The Integrated Pest Management in Schools and on School Grounds Law defines IPM
as "a managed pest control program in which methods are integrated and used to keep
pests from causing economic, health related, or aesthetic injury through the utilization
of site or pest inspections, pest population monitoring, evaluating the need for control,
and the use of one or more pest control methods including sanitation, structural repair,
non-chemical methods, and, when nontoxic options are unreasonable or have been exhausted,
pesticides in order to minimize the use of pesticides and minimize the risk to human health
and the environment associated with pesticide applications."
Pest control in schools is essential to protect both the health and safety of the
children and staff, minimize pest damage to structures and personal property, and improve
the quality of the educational environment. To meet these goals, the Maryland Department
of Agriculture works cooperatively with Maryland public school systems to implement an IPM
program to control pests in schools. In order to have a successful IPM program, teachers,
parents and students should have an understanding of what an IPM program is and what role
they have in helping to ensure that the IPM program will be effective.

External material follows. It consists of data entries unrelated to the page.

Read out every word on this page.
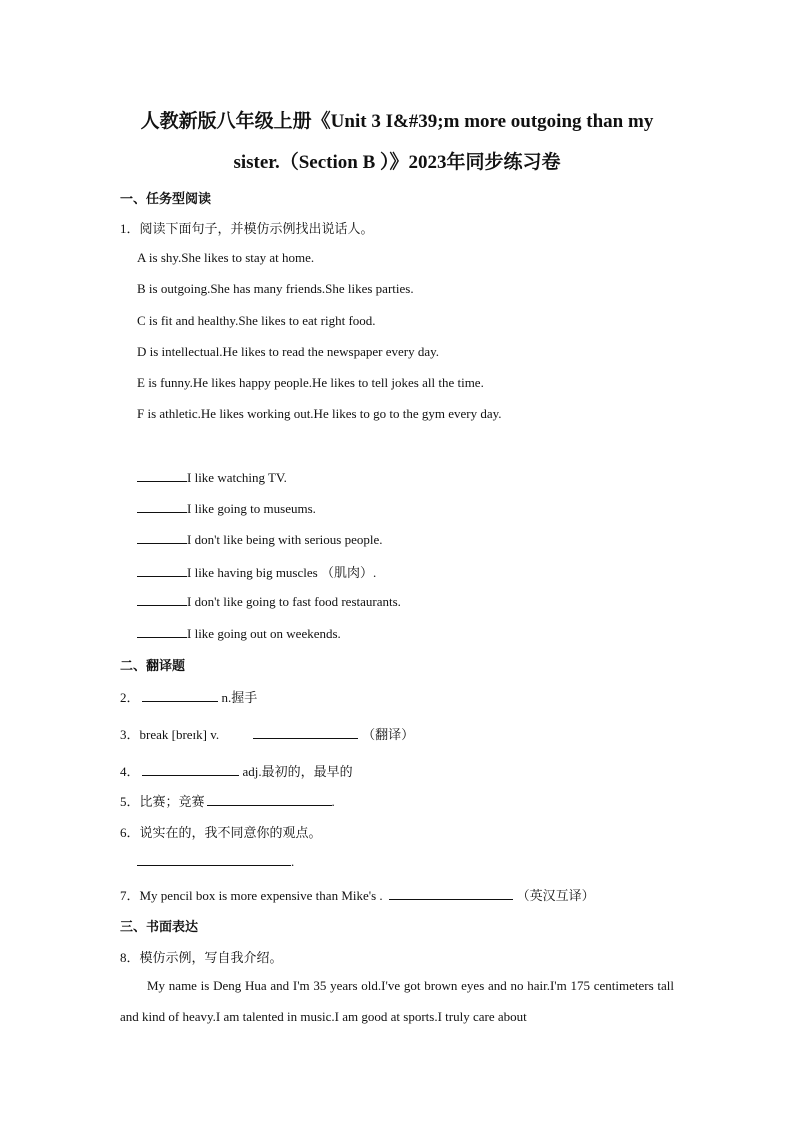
人教新版八年级上册《Unit 3 I&#39;m more outgoing than my
sister.（Section B ）》2023年同步练习卷
一、任务型阅读
1．阅读下面句子，并模仿示例找出说话人。
A is shy.She likes to stay at home.
B is outgoing.She has many friends.She likes parties.
C is fit and healthy.She likes to eat right food.
D is intellectual.He likes to read the newspaper every day.
E is funny.He likes happy people.He likes to tell jokes all the time.
F is athletic.He likes working out.He likes to go to the gym every day.
I like watching TV.
I like going to museums.
I don't like being with serious people.
I like having big muscles （肌肉）.
I don't like going to fast food restaurants.
I like going out on weekends.
二、翻译题
2．	n.握手
3．break [breɪk] v.	（翻译）
4．	adj.最初的，最早的
5．比赛；竞赛	.
6．说实在的，我不同意你的观点。
.
7．My pencil box is more expensive than Mike's .	（英汉互译）
三、书面表达
8．模仿示例，写自我介绍。
My name is Deng Hua and I'm 35 years old.I've got brown eyes and no hair.I'm 175 centimeters tall and kind of heavy.I am talented in music.I am good at sports.I truly care about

Practices such as sanitation, excluding pests through structural repairs, and education
comprise the routine IPM service. A combination of these practices achieve an effective
long term pest control program. The basic components of IPM are:
Integrated Pest Management is different from a traditional pest control service. IPM programs
can significantly reduce the use of pesticides through the use of technical expertise in identifying
and encouraging the use of more permanent non-pesticidal control practices that are proactive in
preventing pest problems.
Each IPM program is specifically designed to meet the individual needs of the area serviced.
The success of a school IPM program depends on the assistance and cooperation of the administration,
staff and students in each facility. Improvements in sanitation, housekeeping, and facility structure
can only be initiated by the occupants of each facility.
IPM does work and is a safe and effective way to control pests. IPM is a program, but unlike
traditional pest control programs, IPM cannot be used intermittently to solve a single pest problem
and then be discontinued. IPM must be a continuing program in order to manage the environment where
pests live and address future pest management needs.